The idea of an artist just coming on stage and explaining, “Hey, give us a minute; let’s get this right; it’s worth the wait” – and then playing is unfathomable today. “The real thing’s going to start in a minute; this doesn’t have to be Vaudeville here; as soon we’re ready, we’re going to launch into it.” It’s something you don’t see, but back then it was commonplace at a Jimi Hendrix concert.
Oh, it’s so cool. And then once they’re done tuning, Jimi says, “Thank you very much for waiting – and now we’d like to do our second song of the evening …”
Followed by that wild raga/jam into “Hey Joe” … I’ve never heard the Experience follow that path into “Hey Joe” before.
It’s incredible – absolutely incredible. A beautiful, bluesier tempo than the original … it’s just fantastic.
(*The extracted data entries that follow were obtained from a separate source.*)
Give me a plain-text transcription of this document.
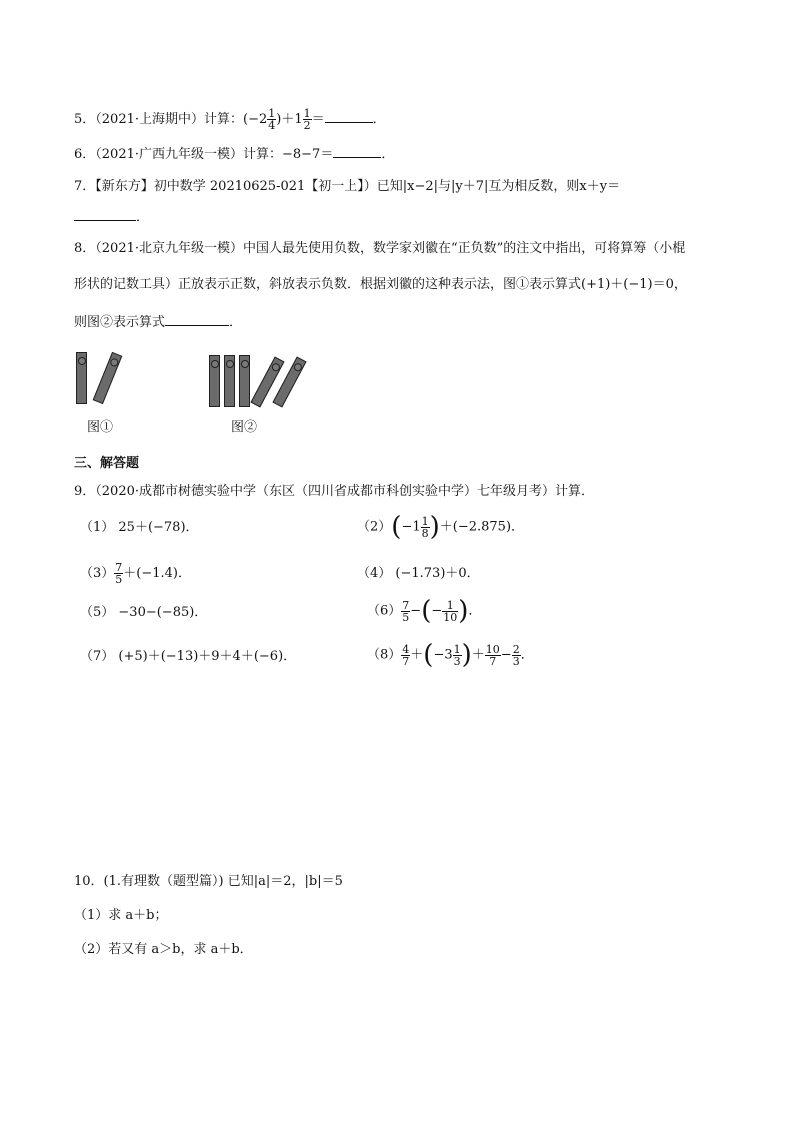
5．（2021·上海期中）计算：$(-2 \frac{1}{4} )+1 \frac{1}{2}$ ＝	．
6．（2021·广西九年级一模）计算：−8−7＝	．
7．【新东方】初中数学 20210625-021【初一上】）已知|x−2|与|y＋7|互为相反数，则x＋y＝
．
8．（2021·北京九年级一模）中国人最先使用负数，数学家刘徽在“正负数”的注文中指出，可将算筹（小棍
形状的记数工具）正放表示正数，斜放表示负数．根据刘徽的这种表示法，图①表示算式(+1)＋(−1)＝0，
则图②表示算式	．
图①	图②
三、解答题
9．（2020·成都市树德实验中学（东区（四川省成都市科创实验中学）七年级月考）计算．
（1） 25＋(−78)．	$(2)(-1 \frac{1}{8} )+(-2.875)$．
$(3) \frac{7}{5} +(-1.4)$．	（4） (−1.73)＋0．
（5） −30−(−85)．	$(6) \frac{7}{5}$ −(− $\frac{1}{10}$ )．
（7） (+5)＋(−13)＋9＋4＋(−6)．	$(8) \frac{4}{7} +(-3 \frac{1}{3}$ )＋ $\frac{10}{7} - \frac{2}{3}$ ．
10．(1.有理数（题型篇）) 已知|a|＝2，|b|＝5
（1）求 a＋b；
（2）若又有 a＞b，求 a＋b．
Honestly? It’s probably the best version I’ve ever heard of a song we’ve all grown up with.
Or “Fire” – that’s a song that he’d already played many, many times but there’s a bend he does that’s just other-worldly.
Jimi was always ready with a curve ball to bring to the game. That’s what makes these live releases so exciting. It isn’t as if it’s the same show as Toledo or wherever … it’s a truly unique, spontaneous creation by Jimi.
Buddy Miles, who drummed with Jimi in the Band Of Gypsys, was great – and I’d have to be a fool to say otherwise. But to me, Mitch Mitchell was one of the best wingmen Jimi ever had.
There’s no doubt there was a really unique rapport between Mitch and Jimi – and it was an integral part of the musical connectivity of the band. Mitch’s role was not as a traditional timekeeper. When you listen to “Tax Free” and how easily he shifts time, for example – they’d never played that song that way before. All those things are unspoken; they were communicating with just head nods and cues to each other.
When you think about how great Jimi was, you also have to acknowledge Mitch and Noel, as well. Jimi raised their game to that level – which is what a true artist can do: make the people around him better. In this instance, I think Jimi did just that with Mitch and Noel.
Mitch flowed from the deftest touch on the cymbals to big, powerful fills. Listen to some of his speed and dexterity: he’s off the chart.
I think sometimes the band’s dynamics as a whole are overlooked.
Everything wasn’t always ready to burst into flame – although at the end of “Hear My Train A Comin’” Jimi says, “These amplifiers are blowing out and it’s really very bad, trying to play on the ashes, you know? That’s all that’s left – nothing but ashes.” (laughter) But there really was a powerful ebb and flow among all three of them.
And they deserve the credit. Let’s face it: it wasn’t like they’d met in high school and had been friends for years – Mitch and Noel were two guys that [Experience manager] Chas Chandler and Jimi hired to be in the band … and they chose wisely. The pair of them turned out to be incredible guys who were given the opportunity – much like Jimi was given by Chas – and they nailed it. They rose to the occasion and were fantastic. They were up for the challenge.
This album uniquely captures how tight that band was in ’68 – and the enthusiasm of the three guys going after it on stage. Even a casual fan can hear just how powerful they were as a band.